I also have heard they still ship some source for JES2, a bit of an exception to the general rule of “object code only” (OCO).
"Although NT was not an exact clone of Cutler's previous operating systems, DEC engineers almost immediately noticed the internal similarities. Parts of VAX/VMS Internals and Data Structures, published by Digital Press, accurately describe Windows NT internals using VMS terms."
Have you ever been able to get a community license? I've submitted a request for one several times over the last year or two and never received a response, not even a denial.
didn't work with simh 3.12-2 (linked on the page).
Installing simh from "open-simh" and everything works according to instructions, I tried using the version V3.12-5 mentioned on the page https://simh.trailing-edge.com/ and this (and all 3.x?) is the "classic" simh and didn't support the referenced vax780.ini, but the version from github (4.x?) worked. Very cool to see vms boot!
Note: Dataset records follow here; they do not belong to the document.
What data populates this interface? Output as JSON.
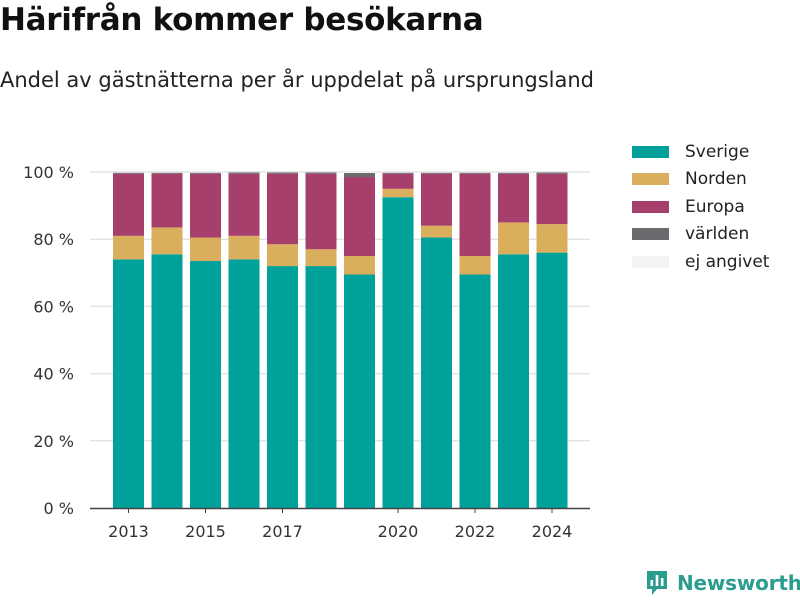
{
  "header": {
    "title": "Härifrån kommer besökarna",
    "subtitle": "Andel av gästnätterna per år uppdelat på ursprungsland"
  },
  "brand": {
    "name": "Newsworthy",
    "icon": "bar-chart-logo-icon"
  },
  "colors": {
    "Sverige": "#00a19a",
    "Norden": "#d9ae5c",
    "Europa": "#a63f6b",
    "världen": "#6b6b6f",
    "ej angivet": "#f3f3f3",
    "grid": "#e3e3e3",
    "axis": "#444444",
    "brand": "#2a9d8f"
  },
  "chart_data": {
    "type": "bar",
    "stacked": true,
    "title": "Härifrån kommer besökarna",
    "subtitle": "Andel av gästnätterna per år uppdelat på ursprungsland",
    "categories": [
      "2013",
      "2014",
      "2015",
      "2016",
      "2017",
      "2018",
      "2019",
      "2020",
      "2021",
      "2022",
      "2023",
      "2024"
    ],
    "x_tick_labels": [
      "2013",
      "2015",
      "2017",
      "2020",
      "2022",
      "2024"
    ],
    "y_ticks": [
      "0 %",
      "20 %",
      "40 %",
      "60 %",
      "80 %",
      "100 %"
    ],
    "ylim": [
      0,
      100
    ],
    "grid": true,
    "legend_position": "right",
    "series": [
      {
        "name": "Sverige",
        "values": [
          74,
          75.5,
          73.5,
          74,
          72,
          72,
          69.5,
          92.5,
          80.5,
          69.5,
          75.5,
          76
        ]
      },
      {
        "name": "Norden",
        "values": [
          7,
          8,
          7,
          7,
          6.5,
          5,
          5.5,
          2.5,
          3.5,
          5.5,
          9.5,
          8.5
        ]
      },
      {
        "name": "Europa",
        "values": [
          18.5,
          16,
          19,
          18.5,
          21,
          22.5,
          23.5,
          4.5,
          15.5,
          24.5,
          14.5,
          15
        ]
      },
      {
        "name": "världen",
        "values": [
          0.3,
          0.3,
          0.3,
          0.4,
          0.4,
          0.4,
          1.2,
          0.3,
          0.3,
          0.3,
          0.3,
          0.4
        ]
      },
      {
        "name": "ej angivet",
        "values": [
          0.2,
          0.2,
          0.2,
          0.1,
          0.1,
          0.1,
          0.3,
          0.2,
          0.2,
          0.2,
          0.2,
          0.1
        ]
      }
    ]
  }
}
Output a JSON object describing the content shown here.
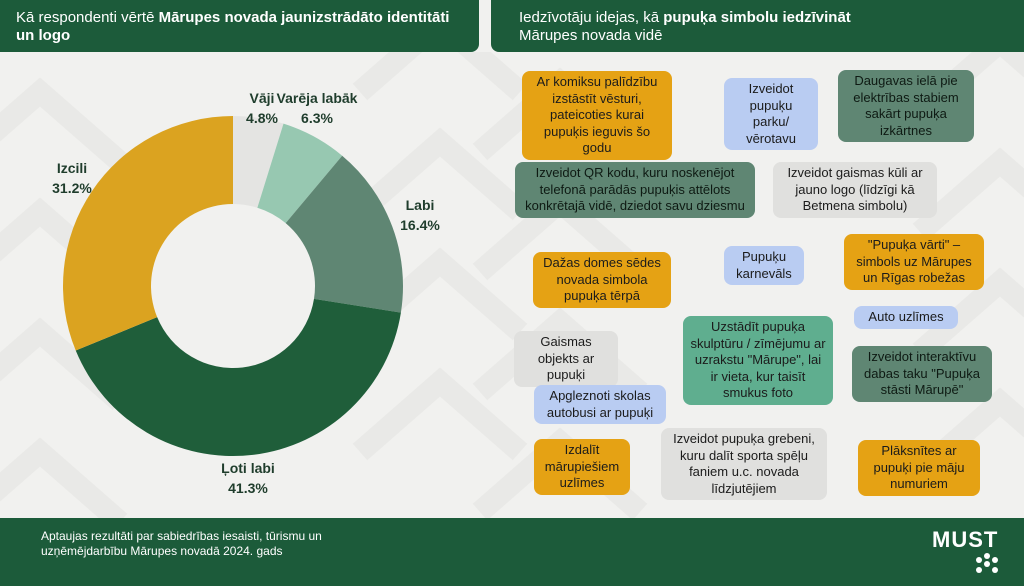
{
  "left_header": {
    "title_regular": "Kā respondenti vērtē ",
    "title_bold": "Mārupes novada jaunizstrādāto identitāti un logo"
  },
  "right_header": {
    "title_regular": "Iedzīvotāju idejas, kā ",
    "title_bold": "pupuķa simbolu iedzīvināt",
    "title_line2": "Mārupes novada vidē"
  },
  "chart_data": {
    "type": "pie",
    "variant": "donut",
    "categories": [
      "Vāji",
      "Varēja labāk",
      "Labi",
      "Ļoti labi",
      "Izcili"
    ],
    "values": [
      4.8,
      6.3,
      16.4,
      41.3,
      31.2
    ],
    "unit": "%",
    "value_labels": [
      "4.8%",
      "6.3%",
      "16.4%",
      "41.3%",
      "31.2%"
    ],
    "colors": [
      "#e4e4e2",
      "#97c8b1",
      "#5f8673",
      "#1f5e3a",
      "#dba320"
    ],
    "start": "top, clockwise",
    "legend": "none"
  },
  "ideas": [
    {
      "text": "Ar komiksu palīdzību izstāstīt vēsturi, pateicoties kurai pupuķis ieguvis šo godu",
      "color": "yellow"
    },
    {
      "text": "Izveidot pupuķu parku/ vērotavu",
      "color": "blue"
    },
    {
      "text": "Daugavas ielā pie elektrības stabiem sakārt pupuķa izkārtnes",
      "color": "dkgreen"
    },
    {
      "text": "Izveidot QR kodu, kuru noskenējot telefonā parādās pupuķis attēlots konkrētajā vidē, dziedot savu dziesmu",
      "color": "dkgreen"
    },
    {
      "text": "Izveidot gaismas kūli ar jauno logo (līdzīgi kā Betmena simbolu)",
      "color": "gray"
    },
    {
      "text": "Dažas domes sēdes novada simbola pupuķa tērpā",
      "color": "yellow"
    },
    {
      "text": "Pupuķu karnevāls",
      "color": "blue"
    },
    {
      "text": "\"Pupuķa vārti\" – simbols uz Mārupes un Rīgas robežas",
      "color": "yellow"
    },
    {
      "text": "Auto uzlīmes",
      "color": "blue"
    },
    {
      "text": "Gaismas objekts ar pupuķi",
      "color": "gray"
    },
    {
      "text": "Uzstādīt pupuķa skulptūru / zīmējumu ar uzrakstu \"Mārupe\", lai ir vieta, kur taisīt smukus foto",
      "color": "green"
    },
    {
      "text": "Izveidot interaktīvu dabas taku \"Pupuķa stāsti Mārupē\"",
      "color": "dkgreen"
    },
    {
      "text": "Apgleznoti skolas autobusi ar pupuķi",
      "color": "blue"
    },
    {
      "text": "Izdalīt mārupiešiem uzlīmes",
      "color": "yellow"
    },
    {
      "text": "Izveidot pupuķa grebeni, kuru dalīt sporta spēļu faniem u.c. novada līdzjutējiem",
      "color": "gray"
    },
    {
      "text": "Plāksnītes ar pupuķi pie māju numuriem",
      "color": "yellow"
    }
  ],
  "footer": {
    "text": "Aptaujas rezultāti par sabiedrības iesaisti, tūrismu un uzņēmējdarbību Mārupes novadā 2024. gads",
    "logo_text": "MUST"
  },
  "colors": {
    "header_bg": "#1c5b3a",
    "page_bg": "#f1f1ef",
    "yellow": "#e5a214",
    "blue": "#b9ccf2",
    "dark_green": "#5f8673",
    "gray": "#e0e0de",
    "green": "#5fae8f"
  }
}
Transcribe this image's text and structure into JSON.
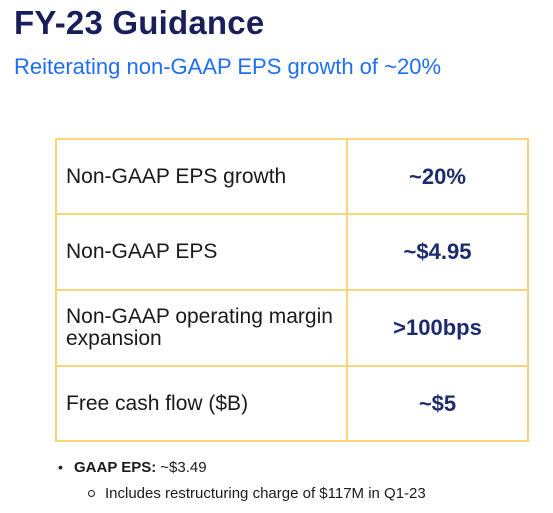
{
  "header": {
    "title": "FY-23 Guidance",
    "subtitle": "Reiterating non-GAAP EPS growth of ~20%"
  },
  "table": {
    "rows": [
      {
        "label": "Non-GAAP EPS growth",
        "value": "~20%"
      },
      {
        "label": "Non-GAAP EPS",
        "value": "~$4.95"
      },
      {
        "label": "Non-GAAP operating margin expansion",
        "value": ">100bps"
      },
      {
        "label": "Free cash flow ($B)",
        "value": "~$5"
      }
    ]
  },
  "notes": {
    "bullet": {
      "key": "GAAP EPS:",
      "value": "~$3.49"
    },
    "sub_bullet": "Includes restructuring charge of $117M in Q1-23"
  },
  "colors": {
    "title": "#1a1f5c",
    "subtitle": "#1f6ff0",
    "table_border": "#f7d57a",
    "value_text": "#1b2b6b"
  }
}
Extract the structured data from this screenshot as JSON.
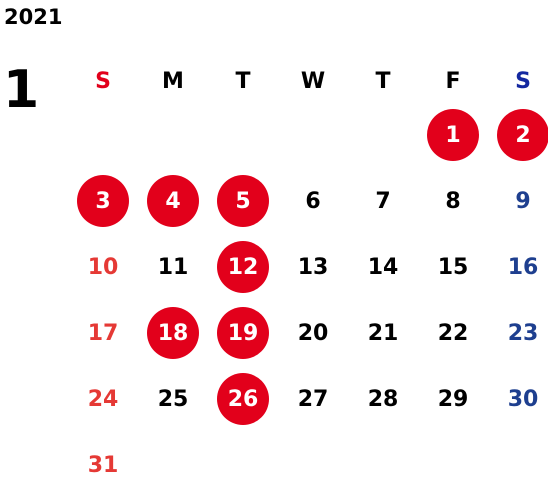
{
  "calendar": {
    "year": "2021",
    "month": "1",
    "weekdays": [
      {
        "label": "S",
        "color": "#e2001b"
      },
      {
        "label": "M",
        "color": "#000000"
      },
      {
        "label": "T",
        "color": "#000000"
      },
      {
        "label": "W",
        "color": "#000000"
      },
      {
        "label": "T",
        "color": "#000000"
      },
      {
        "label": "F",
        "color": "#000000"
      },
      {
        "label": "S",
        "color": "#1428a0"
      }
    ],
    "colors": {
      "sunday": "#e53935",
      "saturday": "#1e3f8f",
      "weekday": "#000000",
      "highlight_bg": "#e2001b",
      "highlight_text": "#ffffff"
    },
    "weeks": [
      [
        null,
        null,
        null,
        null,
        null,
        {
          "day": "1",
          "highlight": true
        },
        {
          "day": "2",
          "highlight": true
        }
      ],
      [
        {
          "day": "3",
          "highlight": true
        },
        {
          "day": "4",
          "highlight": true
        },
        {
          "day": "5",
          "highlight": true
        },
        {
          "day": "6",
          "highlight": false
        },
        {
          "day": "7",
          "highlight": false
        },
        {
          "day": "8",
          "highlight": false
        },
        {
          "day": "9",
          "highlight": false
        }
      ],
      [
        {
          "day": "10",
          "highlight": false
        },
        {
          "day": "11",
          "highlight": false
        },
        {
          "day": "12",
          "highlight": true
        },
        {
          "day": "13",
          "highlight": false
        },
        {
          "day": "14",
          "highlight": false
        },
        {
          "day": "15",
          "highlight": false
        },
        {
          "day": "16",
          "highlight": false
        }
      ],
      [
        {
          "day": "17",
          "highlight": false
        },
        {
          "day": "18",
          "highlight": true
        },
        {
          "day": "19",
          "highlight": true
        },
        {
          "day": "20",
          "highlight": false
        },
        {
          "day": "21",
          "highlight": false
        },
        {
          "day": "22",
          "highlight": false
        },
        {
          "day": "23",
          "highlight": false
        }
      ],
      [
        {
          "day": "24",
          "highlight": false
        },
        {
          "day": "25",
          "highlight": false
        },
        {
          "day": "26",
          "highlight": true
        },
        {
          "day": "27",
          "highlight": false
        },
        {
          "day": "28",
          "highlight": false
        },
        {
          "day": "29",
          "highlight": false
        },
        {
          "day": "30",
          "highlight": false
        }
      ],
      [
        {
          "day": "31",
          "highlight": false
        },
        null,
        null,
        null,
        null,
        null,
        null
      ]
    ]
  }
}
I'm familiar with a site that once had around 30 Vaxen for scientific computing in the late 1980s. This included Vax 11/780s, 11/750s, uVax I's, uVax II's and eventually a Vax 8800 used to feed a Cray Y-MP. All long gone. Linux has moved in and taken over.
Does anyone remember another public VMS system called "Carl" or Carl.best.net or something like that? I had fun playing with VMS on it, but that was years ago.
It looks like even though VMS Software Inc have taken over development of OpenVMS, HP still hosts the v8.4 documentation set, for instance here's the system services reference manual:
> After VSI hosted EISNER for several years, EISNER has now been relocated to Process Software. The Alpha DS20 hardware has been replaced by an emulated ES40 vtAlpha using a license generously donated by AVT and Vere Technologies. VSI continues to provide the complimentary OpenVMS licenses.
I wonder far away QEMU is to supporting OpenVMS on Alpha...
I learned to program in C and tried using Borland Turbo C on a DOS. Go outside of the array index and you could easily crash the entire machine which meant reboot and try it again. I thought the concept of memory protection was incredible! Why didn't every computer have that?
It was the first time I saw email, sending messages, and the phone utility for chatting with other users while waiting for your programs to run in the background.
I moved on to an IBM RT running AIX and got hooked on Unix. That's the system I wanted and have been running Linux since 1994. But VMS still holds a special place.